Indeed, the market’s move higher on Tuesday put it roughly at the same level it had been a week earlier. This isn’t necessarily the end of the world for investors who are long equities, but it could raise the question of whether profits should be taken soon – and whether the market may start favoring sectors that appear less risky.
Actually, that might be starting to happen.
Consider real-estate investment trust stocks, for example. This month alone, while the S&P 500 is up just 0.5%, the Dow Jones Equity All-REIT Index is up 3.6%.
This recent (and, yes, incredibly short-term) performance followed a first quarter that marked the best performance by REITs since the first three months of 2012 – but one that still trailed the broader market as investors had a high appetite for risk.
However, with this latest push, the All-REIT Index is now outperforming the S&P 500 for the year to date.
The Office Space motif is up 11.7% so far in 2013, and has risen 25.5% in the past 12 months. The Dow Jones Equity All-REIT Index is up 11.1% for the year to date and 22.67% over the past 12 months (the S&P 500 is up 10.2% so far in 2013 and 13.7% for the past year).
This dynamic between REIT stock performance and investors’ appetite for risk is obviously nothing new.
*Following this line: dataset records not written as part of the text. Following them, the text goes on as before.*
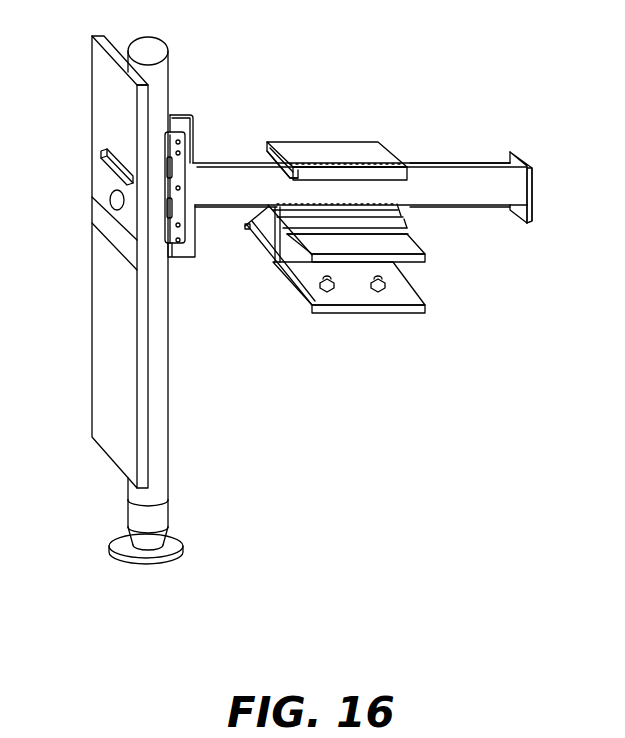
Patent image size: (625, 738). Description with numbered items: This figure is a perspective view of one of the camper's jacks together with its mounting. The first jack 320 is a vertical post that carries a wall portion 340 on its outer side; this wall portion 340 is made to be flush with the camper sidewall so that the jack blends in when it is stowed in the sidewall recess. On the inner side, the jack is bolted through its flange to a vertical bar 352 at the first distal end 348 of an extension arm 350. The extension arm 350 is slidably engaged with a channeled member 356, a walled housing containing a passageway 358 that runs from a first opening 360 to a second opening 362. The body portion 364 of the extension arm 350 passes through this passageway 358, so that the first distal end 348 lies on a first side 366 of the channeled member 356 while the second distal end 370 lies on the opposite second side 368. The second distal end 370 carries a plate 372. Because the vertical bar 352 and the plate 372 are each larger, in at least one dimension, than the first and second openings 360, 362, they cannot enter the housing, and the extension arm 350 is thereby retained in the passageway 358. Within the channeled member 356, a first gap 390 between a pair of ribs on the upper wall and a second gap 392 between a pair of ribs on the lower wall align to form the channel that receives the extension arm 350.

The first jack 320 is at (155, 413).
The wall portion 340 is at (107, 317).
The first distal end 348 is at (191, 137).
The extension arm 350 is at (457, 175).
The vertical bar 352 is at (176, 250).
The channeled member 356 is at (367, 150).
The passageway 358 is at (273, 187).
The first opening 360 is at (268, 180).
The second opening 362 is at (415, 192).
The body portion 364 is at (418, 175).
The first side 366 is at (271, 141).
The second side 368 is at (410, 242).
The second distal end 370 is at (498, 163).
The plate 372 is at (533, 190).
The first gap 390 is at (322, 167).
The second gap 392 is at (262, 212).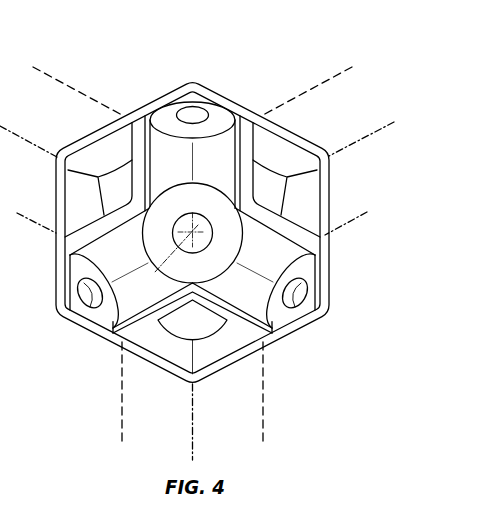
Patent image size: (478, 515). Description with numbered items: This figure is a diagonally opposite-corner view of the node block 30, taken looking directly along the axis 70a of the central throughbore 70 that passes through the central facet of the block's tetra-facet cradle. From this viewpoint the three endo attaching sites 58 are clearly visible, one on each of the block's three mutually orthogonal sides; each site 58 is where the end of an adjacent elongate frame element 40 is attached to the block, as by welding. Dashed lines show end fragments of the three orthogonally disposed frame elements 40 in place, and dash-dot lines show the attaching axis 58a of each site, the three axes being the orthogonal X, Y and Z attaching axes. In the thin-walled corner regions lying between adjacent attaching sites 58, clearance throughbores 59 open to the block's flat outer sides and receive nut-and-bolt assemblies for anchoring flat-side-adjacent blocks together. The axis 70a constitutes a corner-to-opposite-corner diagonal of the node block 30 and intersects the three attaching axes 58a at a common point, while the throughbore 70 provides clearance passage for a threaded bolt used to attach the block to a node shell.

The node block 30 is at (240, 88).
The frame element 40 is at (73, 92).
The endo attaching site 58 is at (80, 242).
The attaching axis 58a is at (32, 145).
The clearance throughbore 59 is at (203, 114).
The bolt-shank-clearance throughbore 70 is at (176, 227).
The axis 70a is at (165, 260).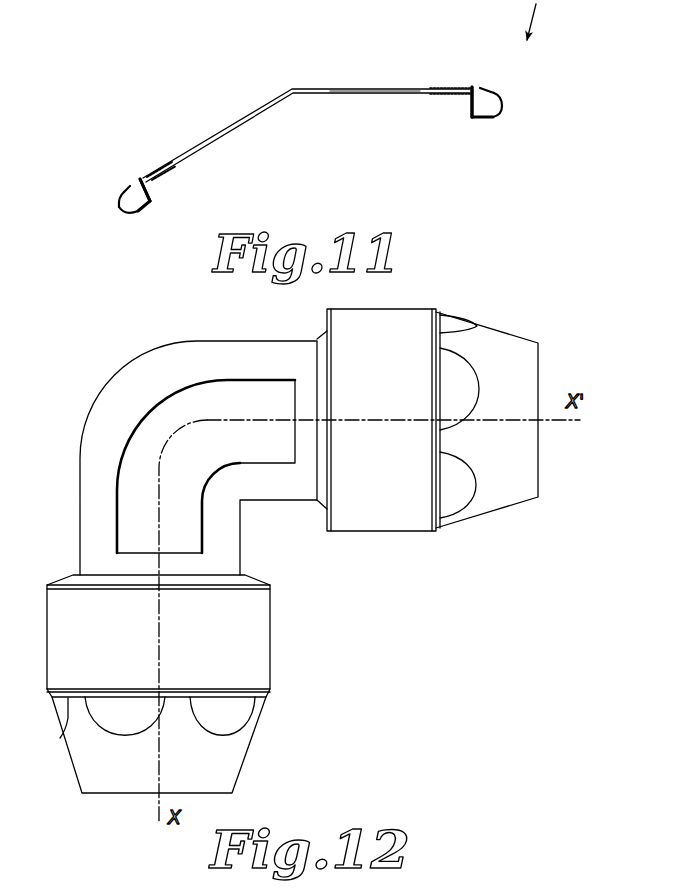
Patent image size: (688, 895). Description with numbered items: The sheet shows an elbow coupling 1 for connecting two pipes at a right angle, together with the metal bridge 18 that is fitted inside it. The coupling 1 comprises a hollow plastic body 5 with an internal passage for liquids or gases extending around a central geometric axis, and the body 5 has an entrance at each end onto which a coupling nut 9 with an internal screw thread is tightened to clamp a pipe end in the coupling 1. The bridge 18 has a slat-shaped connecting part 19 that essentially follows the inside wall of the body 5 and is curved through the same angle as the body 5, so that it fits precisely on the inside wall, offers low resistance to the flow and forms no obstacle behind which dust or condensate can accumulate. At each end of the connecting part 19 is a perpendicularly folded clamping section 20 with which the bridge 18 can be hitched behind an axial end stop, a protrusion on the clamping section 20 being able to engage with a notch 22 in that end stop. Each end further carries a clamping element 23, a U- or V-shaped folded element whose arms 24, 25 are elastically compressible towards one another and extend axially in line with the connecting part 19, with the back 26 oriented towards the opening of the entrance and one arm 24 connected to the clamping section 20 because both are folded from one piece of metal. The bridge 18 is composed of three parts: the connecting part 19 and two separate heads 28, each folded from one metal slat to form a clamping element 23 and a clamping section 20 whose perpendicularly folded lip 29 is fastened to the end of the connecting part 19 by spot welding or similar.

In FIG. 12, the coupling 1 is at (307, 518).
In FIG. 12, the hollow body 5 is at (108, 426).
In FIG. 12, the coupling nut 9 is at (230, 648).
In FIG. 11, the bridge 18 is at (252, 100).
In FIG. 11, the connecting part 19 is at (345, 95).
In FIG. 11, the clamping section 20 is at (150, 195).
In FIG. 11, the notch 22 is at (148, 185).
In FIG. 11, the clamping element 23 is at (127, 160).
In FIG. 11, the arm 24 is at (140, 216).
In FIG. 11, the arm 25 is at (128, 188).
In FIG. 11, the back 26 is at (115, 216).
In FIG. 11, the head 28 is at (118, 232).
In FIG. 11, the lip 29 is at (158, 168).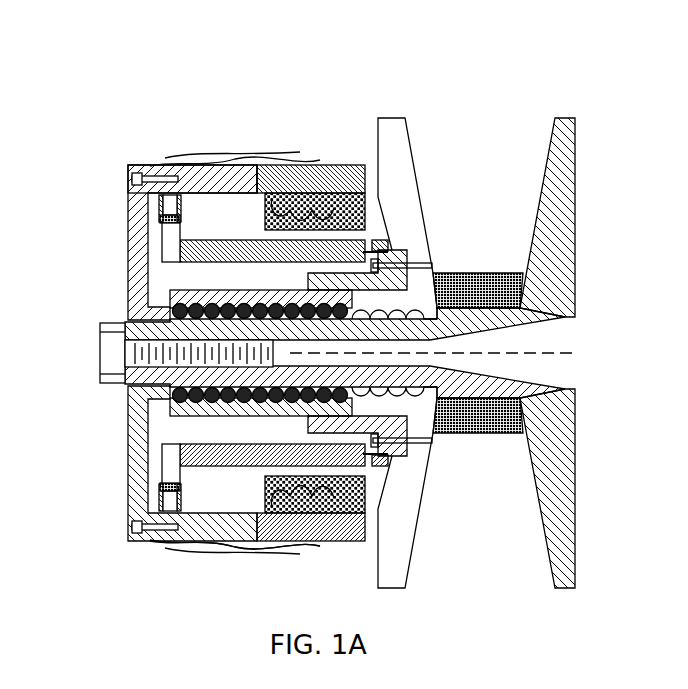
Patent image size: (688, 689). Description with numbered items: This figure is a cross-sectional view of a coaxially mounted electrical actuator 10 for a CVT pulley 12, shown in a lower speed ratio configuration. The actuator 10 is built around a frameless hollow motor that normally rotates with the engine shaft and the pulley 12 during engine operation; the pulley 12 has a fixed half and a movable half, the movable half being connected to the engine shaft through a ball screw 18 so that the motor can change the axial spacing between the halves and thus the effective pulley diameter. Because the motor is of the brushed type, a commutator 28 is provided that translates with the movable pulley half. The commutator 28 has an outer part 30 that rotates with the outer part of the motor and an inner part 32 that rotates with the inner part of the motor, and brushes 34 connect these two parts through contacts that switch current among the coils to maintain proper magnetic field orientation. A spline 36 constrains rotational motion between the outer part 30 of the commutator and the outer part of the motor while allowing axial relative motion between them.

The coaxially mounted electrical actuator 10 is at (330, 307).
The CVT pulley 12 is at (527, 85).
The ball screw 18 is at (156, 406).
The commutator 28 is at (148, 224).
The outer part of the commutator 30 is at (152, 523).
The inner part of the commutator 32 is at (168, 460).
The brushes 34 is at (167, 508).
The spline 36 is at (229, 197).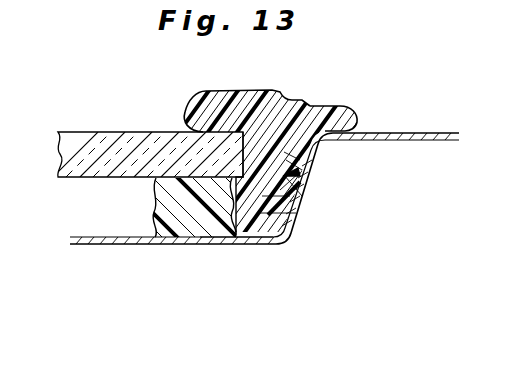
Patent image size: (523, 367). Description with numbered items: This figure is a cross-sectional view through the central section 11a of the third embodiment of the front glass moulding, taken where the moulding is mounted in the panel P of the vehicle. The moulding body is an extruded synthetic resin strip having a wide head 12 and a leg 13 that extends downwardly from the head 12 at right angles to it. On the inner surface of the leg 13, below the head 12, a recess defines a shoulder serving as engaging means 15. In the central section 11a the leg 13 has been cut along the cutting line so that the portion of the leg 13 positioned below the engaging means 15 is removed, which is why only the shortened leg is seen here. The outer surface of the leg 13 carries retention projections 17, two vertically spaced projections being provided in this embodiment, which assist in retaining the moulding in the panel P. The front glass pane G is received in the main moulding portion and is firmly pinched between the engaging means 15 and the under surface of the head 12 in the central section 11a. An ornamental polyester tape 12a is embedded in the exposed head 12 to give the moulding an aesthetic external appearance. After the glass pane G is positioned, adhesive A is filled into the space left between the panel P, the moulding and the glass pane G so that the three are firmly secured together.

The central section 11a is at (242, 91).
The head 12 is at (206, 93).
The ornamental polyester tape 12a is at (288, 91).
The leg 13 is at (288, 197).
The engaging means 15 is at (238, 237).
The retention projection 17 is at (302, 165).
The front glass pane G is at (110, 131).
The panel P is at (382, 133).
The adhesive A is at (163, 232).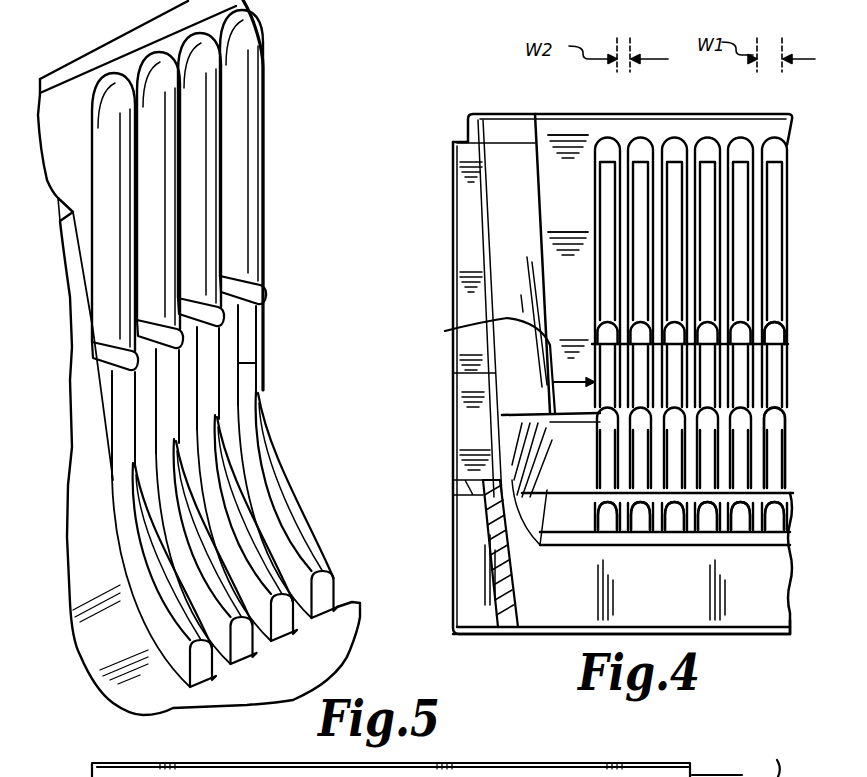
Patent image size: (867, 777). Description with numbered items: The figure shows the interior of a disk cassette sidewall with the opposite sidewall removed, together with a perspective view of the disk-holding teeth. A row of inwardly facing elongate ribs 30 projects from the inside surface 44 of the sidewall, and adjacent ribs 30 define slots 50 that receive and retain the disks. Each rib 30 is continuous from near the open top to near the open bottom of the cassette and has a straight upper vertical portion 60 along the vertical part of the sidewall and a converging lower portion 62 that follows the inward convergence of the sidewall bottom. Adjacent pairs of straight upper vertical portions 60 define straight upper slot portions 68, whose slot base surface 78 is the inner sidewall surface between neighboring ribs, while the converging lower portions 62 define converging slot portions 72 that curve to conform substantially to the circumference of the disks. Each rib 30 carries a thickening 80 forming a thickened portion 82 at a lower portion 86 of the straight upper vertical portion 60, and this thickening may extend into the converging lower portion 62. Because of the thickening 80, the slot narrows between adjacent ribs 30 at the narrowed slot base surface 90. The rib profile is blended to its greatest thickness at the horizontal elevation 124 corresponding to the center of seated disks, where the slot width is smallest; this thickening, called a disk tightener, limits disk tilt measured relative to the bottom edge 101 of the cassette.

In FIG. 5, the ribs 30 is at (262, 58).
In FIG. 4, the ribs 30 is at (740, 203).
In FIG. 4, the inside surface 44 is at (513, 172).
In FIG. 4, the slots 50 is at (657, 219).
In FIG. 5, the straight upper vertical portion 60 is at (245, 138).
In FIG. 5, the converging lower portion 62 is at (282, 498).
In FIG. 4, the converging lower portion 62 is at (772, 478).
In FIG. 5, the straight upper slot portions 68 is at (222, 207).
In FIG. 4, the straight upper slot portions 68 is at (757, 301).
In FIG. 5, the converging slot portions 72 is at (288, 565).
In FIG. 4, the slot base surface 78 is at (757, 258).
In FIG. 5, the thickening 80 is at (238, 364).
In FIG. 4, the thickening 80 is at (785, 398).
In FIG. 4, the thickened portion 82 is at (783, 417).
In FIG. 5, the lower portion 86 is at (263, 322).
In FIG. 4, the narrowed slot base surface 90 is at (757, 370).
In FIG. 4, the bottom edge 101 is at (742, 637).
In FIG. 4, the horizontal elevation 124 is at (495, 365).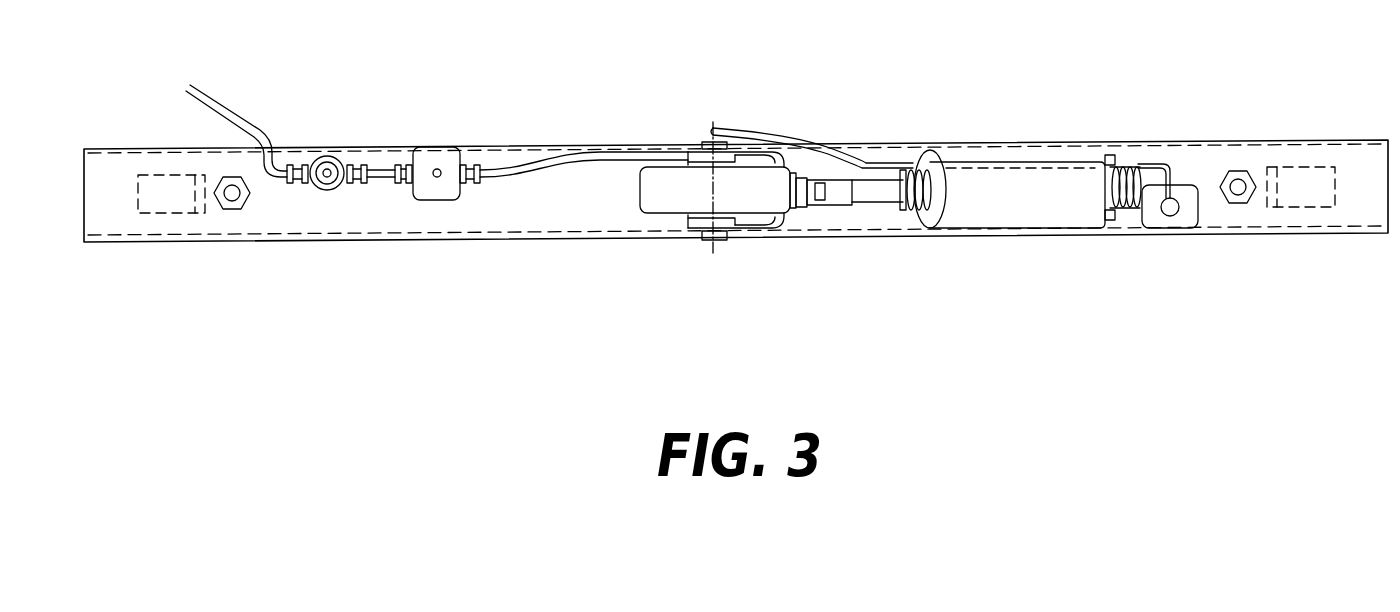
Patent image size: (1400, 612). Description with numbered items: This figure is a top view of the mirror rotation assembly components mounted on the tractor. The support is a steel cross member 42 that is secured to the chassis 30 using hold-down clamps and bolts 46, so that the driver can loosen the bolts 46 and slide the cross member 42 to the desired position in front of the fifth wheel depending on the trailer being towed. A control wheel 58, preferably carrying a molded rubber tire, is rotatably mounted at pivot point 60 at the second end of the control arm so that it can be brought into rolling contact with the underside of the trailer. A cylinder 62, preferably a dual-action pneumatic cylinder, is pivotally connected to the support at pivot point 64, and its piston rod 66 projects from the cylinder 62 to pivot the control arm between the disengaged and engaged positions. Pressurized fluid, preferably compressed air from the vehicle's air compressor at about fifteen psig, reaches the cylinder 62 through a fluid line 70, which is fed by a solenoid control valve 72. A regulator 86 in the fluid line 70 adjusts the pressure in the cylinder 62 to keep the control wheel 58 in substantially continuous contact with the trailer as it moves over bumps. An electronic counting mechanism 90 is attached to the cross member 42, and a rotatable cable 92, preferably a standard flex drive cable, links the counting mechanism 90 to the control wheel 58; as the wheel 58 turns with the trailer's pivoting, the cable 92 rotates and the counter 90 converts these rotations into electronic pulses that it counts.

The chassis 30 is at (297, 217).
The cross member 42 is at (400, 233).
The bolts 46 is at (227, 205).
The control wheel 58 is at (657, 203).
The pivot point 60 is at (712, 258).
The cylinder 62 is at (997, 210).
The pivot point 64 is at (1110, 220).
The piston rod 66 is at (872, 197).
The fluid line 70 is at (578, 158).
The solenoid control valve 72 is at (456, 138).
The regulator 86 is at (328, 157).
The electronic counting mechanism 90 is at (1185, 175).
The rotatable cable 92 is at (779, 128).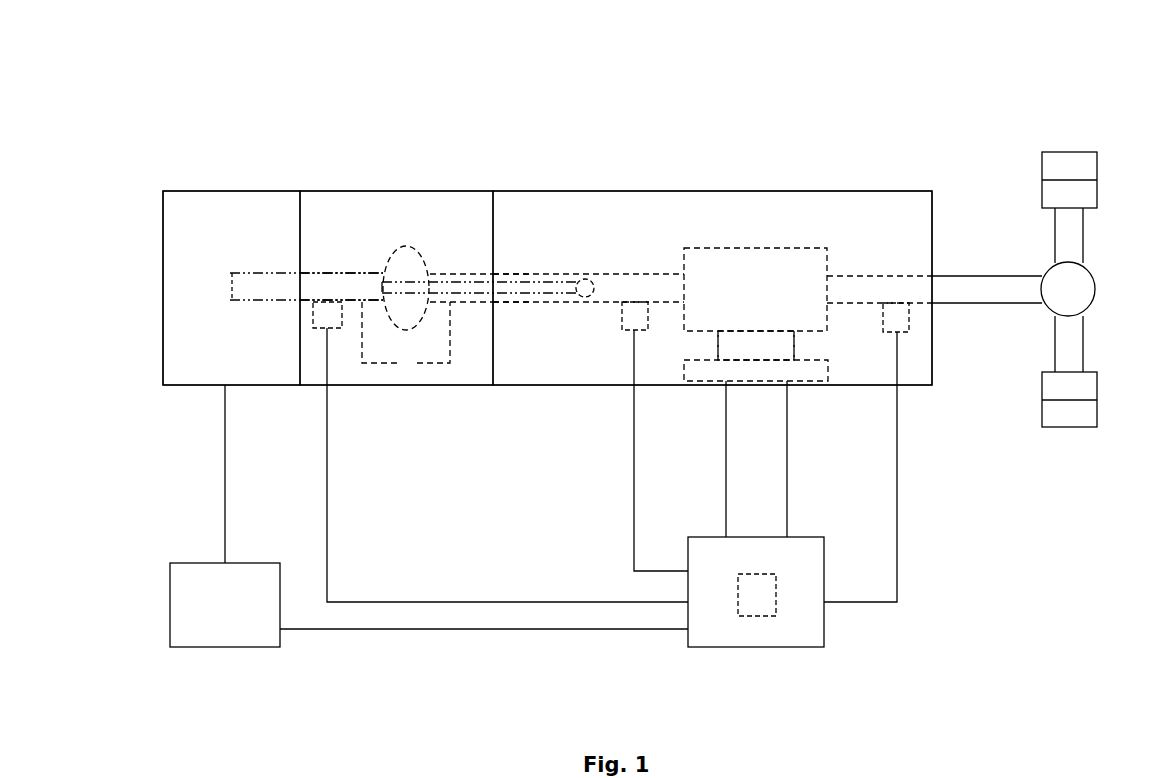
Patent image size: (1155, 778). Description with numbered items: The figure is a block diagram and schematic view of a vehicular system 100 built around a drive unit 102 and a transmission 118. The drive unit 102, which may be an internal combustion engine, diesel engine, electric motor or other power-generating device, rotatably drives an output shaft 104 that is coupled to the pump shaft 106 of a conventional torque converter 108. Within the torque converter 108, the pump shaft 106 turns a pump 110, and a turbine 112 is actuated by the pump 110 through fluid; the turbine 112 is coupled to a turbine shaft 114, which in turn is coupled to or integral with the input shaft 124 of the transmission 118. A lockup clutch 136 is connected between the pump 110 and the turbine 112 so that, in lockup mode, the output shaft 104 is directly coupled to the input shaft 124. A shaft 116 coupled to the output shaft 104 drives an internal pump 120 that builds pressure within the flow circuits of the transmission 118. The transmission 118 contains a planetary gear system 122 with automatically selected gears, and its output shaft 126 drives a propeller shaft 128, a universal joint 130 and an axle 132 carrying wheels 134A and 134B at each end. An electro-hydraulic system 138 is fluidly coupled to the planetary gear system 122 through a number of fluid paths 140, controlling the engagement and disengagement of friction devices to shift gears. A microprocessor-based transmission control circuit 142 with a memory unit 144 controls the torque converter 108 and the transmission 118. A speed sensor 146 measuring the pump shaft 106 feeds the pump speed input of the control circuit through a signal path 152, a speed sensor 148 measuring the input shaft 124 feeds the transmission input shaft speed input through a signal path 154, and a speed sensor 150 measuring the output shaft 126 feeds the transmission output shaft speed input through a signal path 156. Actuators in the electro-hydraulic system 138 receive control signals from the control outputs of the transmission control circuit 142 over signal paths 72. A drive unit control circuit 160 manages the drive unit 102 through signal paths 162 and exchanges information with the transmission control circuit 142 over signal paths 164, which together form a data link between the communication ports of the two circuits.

The vehicular system 100 is at (195, 135).
The drive unit 102 is at (255, 191).
The output shaft 104 is at (258, 273).
The pump shaft 106 is at (335, 272).
The torque converter 108 is at (403, 191).
The pump 110 is at (388, 252).
The turbine 112 is at (432, 262).
The turbine shaft 114 is at (472, 274).
The shaft 116 is at (505, 302).
The transmission 118 is at (707, 191).
The internal pump 120 is at (583, 279).
The planetary gear system 122 is at (778, 298).
The input shaft 124 is at (642, 274).
The output shaft 126 is at (878, 276).
The propeller shaft 128 is at (985, 276).
The universal joint 130 is at (1088, 306).
The axle 132 is at (1085, 240).
The wheel 134A is at (1070, 152).
The wheel 134B is at (1072, 427).
The lockup clutch 136 is at (417, 368).
The electro-hydraulic system 138 is at (806, 372).
The fluid paths 140 is at (758, 380).
The transmission control circuit 142 is at (740, 647).
The memory unit 144 is at (765, 616).
The speed sensor 146 is at (313, 314).
The speed sensor 148 is at (622, 318).
The speed sensor 150 is at (910, 318).
The signal path 152 is at (452, 602).
The signal path 154 is at (634, 482).
The signal path 156 is at (897, 510).
The drive unit control circuit 160 is at (218, 647).
The signal paths 162 is at (228, 423).
The signal paths 164 is at (417, 629).
The signal paths 72 is at (756, 459).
As the Wall Street Journal recently noted, since the financial downturn, REITs have outperformed the S&P 500 in 11 of the past 16 quarters.1
Investors tend to favor REITs during tougher economic times because of the attractive dividends they tend pay out – historically at a higher rate than most companies. According to the Journal, the average REIT dividend yield is about 3.4%, compared with 2% for the S&P 500.
Of course, if investors consider taking a rest from seeking riskier assets, any outperformance of REITs could be in trouble.
The Journal reported, analysts would expect REITs to return about 12% to 15% as long as job growth continues (the recent employment report didn’t help), and if interest rates remain relatively low. Most REITs have managed to exceed profit expectations in the past year as an improving economy has allowed them to boost rents and increase occupancy rates.
1A.D. Pruitt, “REIT Returns Up But Trail Broader Market, WSJ.com, April 2, 2013.